Granted, stalls in these Chinese wet markets sell a wide variety of live animals for food and traditional medicine, many of them sourced from Asia's tropics. Whether bats of any kind might have been present isn't clear, since the market was cleared long before the first indications of an outbreak were known.
Unlike horseshoe bats, though, the pangolin is almost guaranteed to have been on sale there.
The illicit sale of the endangered mammal - prized as a delicacy and a health tonic - is an 'open secret' throughout much of the nation, and a good place to start hunting for an intermediate host of the zoonotic virus currently wreaking havoc across the globe.
Frozen tissues from 18 Malayan pangolins (Manis javanica) were obtained from anti-smuggling operations carried out by Guangxi Customs during 2017 and early 2018.
Coronavirus RNA was found in six of the 43 organ samples, linking the virus with five individual animals. Techniques for reading and filling in missing sequences soon provided the team with half a dozen detailed genomes of the pangolin's strains of the virus.
None were dead ringers for SARS-CoV-2, but there were a number of overlapping sequences that suggest these viruses were fairly closely related.
A second hunt through another batch of pangolin tissues taken from an operation later in 2018 followed, based on the newly acquired genomes. This analysis revealed a further three positive results out of 12 animals.

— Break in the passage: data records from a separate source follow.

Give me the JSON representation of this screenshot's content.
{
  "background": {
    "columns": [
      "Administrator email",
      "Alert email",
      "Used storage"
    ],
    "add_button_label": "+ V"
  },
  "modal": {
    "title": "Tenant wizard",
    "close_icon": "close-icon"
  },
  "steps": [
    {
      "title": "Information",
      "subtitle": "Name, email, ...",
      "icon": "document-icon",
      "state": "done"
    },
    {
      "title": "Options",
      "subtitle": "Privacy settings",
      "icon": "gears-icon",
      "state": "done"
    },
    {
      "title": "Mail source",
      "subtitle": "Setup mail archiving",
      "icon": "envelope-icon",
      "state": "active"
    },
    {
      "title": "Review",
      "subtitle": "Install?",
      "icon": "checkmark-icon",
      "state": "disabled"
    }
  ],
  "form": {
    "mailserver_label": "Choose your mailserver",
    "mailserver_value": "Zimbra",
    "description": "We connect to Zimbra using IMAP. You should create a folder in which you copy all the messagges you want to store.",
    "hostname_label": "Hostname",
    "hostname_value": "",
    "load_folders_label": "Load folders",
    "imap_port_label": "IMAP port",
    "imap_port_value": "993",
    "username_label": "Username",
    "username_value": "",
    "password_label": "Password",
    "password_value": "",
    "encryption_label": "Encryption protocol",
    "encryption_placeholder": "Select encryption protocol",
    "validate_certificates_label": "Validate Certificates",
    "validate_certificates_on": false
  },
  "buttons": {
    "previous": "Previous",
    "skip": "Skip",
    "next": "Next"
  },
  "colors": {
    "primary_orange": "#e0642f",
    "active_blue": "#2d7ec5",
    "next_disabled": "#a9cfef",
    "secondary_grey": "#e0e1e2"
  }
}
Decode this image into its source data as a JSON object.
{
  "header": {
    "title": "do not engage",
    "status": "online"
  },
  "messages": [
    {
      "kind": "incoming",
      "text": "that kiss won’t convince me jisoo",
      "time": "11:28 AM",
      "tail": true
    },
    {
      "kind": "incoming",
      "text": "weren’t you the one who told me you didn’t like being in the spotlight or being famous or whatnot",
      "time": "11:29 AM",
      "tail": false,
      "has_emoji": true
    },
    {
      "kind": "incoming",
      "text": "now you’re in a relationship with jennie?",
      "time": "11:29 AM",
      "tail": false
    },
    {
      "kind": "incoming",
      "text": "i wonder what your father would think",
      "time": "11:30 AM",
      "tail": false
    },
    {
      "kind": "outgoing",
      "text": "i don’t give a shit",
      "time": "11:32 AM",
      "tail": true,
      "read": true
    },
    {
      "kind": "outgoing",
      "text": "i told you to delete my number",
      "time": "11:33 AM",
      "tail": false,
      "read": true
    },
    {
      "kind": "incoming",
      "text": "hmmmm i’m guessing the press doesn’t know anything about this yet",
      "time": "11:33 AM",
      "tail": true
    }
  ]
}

In addition to these specimens from the Guangxi operation, the team analysed pangolin scales, skin swabs, and unspecified tissues from a separate customs centre in Guangzhou, picked up in early 2019.
Taken together, the mix of newly sequenced coronavirus genomes are all 85.5 to 92.4 percent similar to SARS-CoV-2, and represent two lines of related virus. One of those lines even has a 'haircut' that resembles that of the COVID-19 virus, with remarkably similar receptor-binding spikes jutting from their surfaces.
The results might not be the smoking gun we're hoping for, as the search for the connection between the coronavirus's reservoir and the first humans to be infected continues.
Still, it's a wake-up call we desperately need. All those animals seized by customs were destined for live animal markets somewhere in China.
As impossible as it is to predict whether those particular lines of coronavirus could have made a leap into the human population, the current pandemic emerged from just such a branch of that family tree.
The sale of pangolins in China is already far from legal, but without the political will to provide the resources necessary to enforce the law, their sale will almost certainly continue to flourish, in spite of recent widespread bans of the sale and distribution of wild meats.
A global pandemic is a tragic incentive to act. But with mounting evidence that pangolins play a strong role in the ecology of such a potential threat, perhaps it's the push China needs to finally get a handle on its illegal animal trade.
This research was published in Nature.